Another key motive may be to transfer values.
"Maybe you have a desire to share your values around generosity and charitable giving with another generation … If you've been able to amass wealth through wise investing, you may want to share that knowledge and wisdom with your loved ones."
She suggested potentially combining the two priorities by making a gift to a donor advised fund and adding your loved one as an advisor. Then you could work together to manage the investments and make grants from the fund to support nonprofits you both care about," Bridges said.
The best charitable gifts—whether made to a donor advised fund or directly to a qualified charity—are assets that have appreciated and would be subject to capital gains tax if you sold them. Charities will benefit from the full value of the gift, and you will benefit by not realizing capital gains taxes.
National surveys have found additional benefits to giving any sort of investment as a gift, especially to younger generations.
Two-thirds of parents say they are reluctant to talk to their children about money, according to recent polls. Sharing the gift of investing may be a way to jump-start those conversations.
A Gallup survey last year found that only 37% of adults under 35 owned stocks in 2017 and 2018, down significantly from 52% before the 2008 market crash.
"I think it's really important to teach children about money, stewardship and how to invest. You can graduate high school and college without ever learning about investing," Bridges said.
Investment gifts could be for anyone on your holiday shopping list, not just kids. In a recent global study of financial literacy by S&P Global, the U.S ranked just 14th in the world when it comes to understanding such basic concepts as diversification and compounding interest.

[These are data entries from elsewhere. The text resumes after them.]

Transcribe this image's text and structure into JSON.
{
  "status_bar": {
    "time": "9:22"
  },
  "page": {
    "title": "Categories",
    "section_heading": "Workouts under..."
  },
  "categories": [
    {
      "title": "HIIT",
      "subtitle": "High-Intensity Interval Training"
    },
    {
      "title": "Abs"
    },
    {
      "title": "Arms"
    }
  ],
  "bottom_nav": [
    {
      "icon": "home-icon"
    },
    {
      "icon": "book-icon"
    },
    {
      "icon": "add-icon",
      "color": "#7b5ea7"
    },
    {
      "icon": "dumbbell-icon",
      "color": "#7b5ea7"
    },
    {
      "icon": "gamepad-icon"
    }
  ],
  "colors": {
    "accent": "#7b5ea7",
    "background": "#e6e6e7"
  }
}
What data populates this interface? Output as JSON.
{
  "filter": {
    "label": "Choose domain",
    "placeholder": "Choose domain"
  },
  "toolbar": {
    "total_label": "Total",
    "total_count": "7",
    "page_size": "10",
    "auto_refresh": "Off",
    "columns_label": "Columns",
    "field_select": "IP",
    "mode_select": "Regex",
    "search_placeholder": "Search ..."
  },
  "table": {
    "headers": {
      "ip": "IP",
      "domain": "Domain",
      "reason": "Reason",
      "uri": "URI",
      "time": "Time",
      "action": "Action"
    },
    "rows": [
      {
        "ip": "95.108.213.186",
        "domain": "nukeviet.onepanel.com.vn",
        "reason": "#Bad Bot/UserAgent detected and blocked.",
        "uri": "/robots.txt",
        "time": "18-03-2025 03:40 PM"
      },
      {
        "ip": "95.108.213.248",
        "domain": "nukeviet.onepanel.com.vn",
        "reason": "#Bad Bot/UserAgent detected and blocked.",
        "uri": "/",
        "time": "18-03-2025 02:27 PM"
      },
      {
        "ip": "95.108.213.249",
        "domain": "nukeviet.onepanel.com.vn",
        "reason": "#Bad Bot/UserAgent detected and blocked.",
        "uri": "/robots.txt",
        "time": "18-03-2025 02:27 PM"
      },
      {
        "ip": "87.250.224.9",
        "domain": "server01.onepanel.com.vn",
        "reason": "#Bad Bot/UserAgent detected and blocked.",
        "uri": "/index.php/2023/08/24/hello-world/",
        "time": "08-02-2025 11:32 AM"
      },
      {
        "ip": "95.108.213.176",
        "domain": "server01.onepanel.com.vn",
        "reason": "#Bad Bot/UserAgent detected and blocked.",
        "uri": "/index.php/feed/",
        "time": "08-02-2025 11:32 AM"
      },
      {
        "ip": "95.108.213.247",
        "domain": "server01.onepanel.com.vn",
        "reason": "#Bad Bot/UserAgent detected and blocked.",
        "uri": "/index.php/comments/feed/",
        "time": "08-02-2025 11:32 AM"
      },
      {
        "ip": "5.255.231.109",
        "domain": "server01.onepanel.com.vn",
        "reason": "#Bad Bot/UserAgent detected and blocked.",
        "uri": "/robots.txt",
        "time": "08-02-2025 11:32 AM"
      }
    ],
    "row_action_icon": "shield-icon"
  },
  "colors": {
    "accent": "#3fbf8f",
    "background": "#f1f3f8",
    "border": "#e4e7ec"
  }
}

"You may want to gift a portion of your stock portfolio to get them started with investing," Bridges said. "There could be legacy stock, something that's been in the family portfolio for years, or some low-basis stock that you need to diversify out of."
Bridges offered one good rule of thumb to remember when giving investment, or any other gift: "Once a gift is made, you give up control of the outcome. Whether you are giving a vase that is a family heirloom or stock that has been in the family for generations, once the gift changes hands, the recipient can do what they want with it," she said.
Whether your motive is to create a shared interest, improve your tax burden, or aid in wealth building, Bridges recommends working closely with your tax and investment advisors to determine the type of gift that's appropriate for your loved one. They'll help you determine the most appropriate stocks to gift and advise you on any tax rules and implications at play.
For a meaningful and memorable holiday gift, consider a new, long-term approach this year.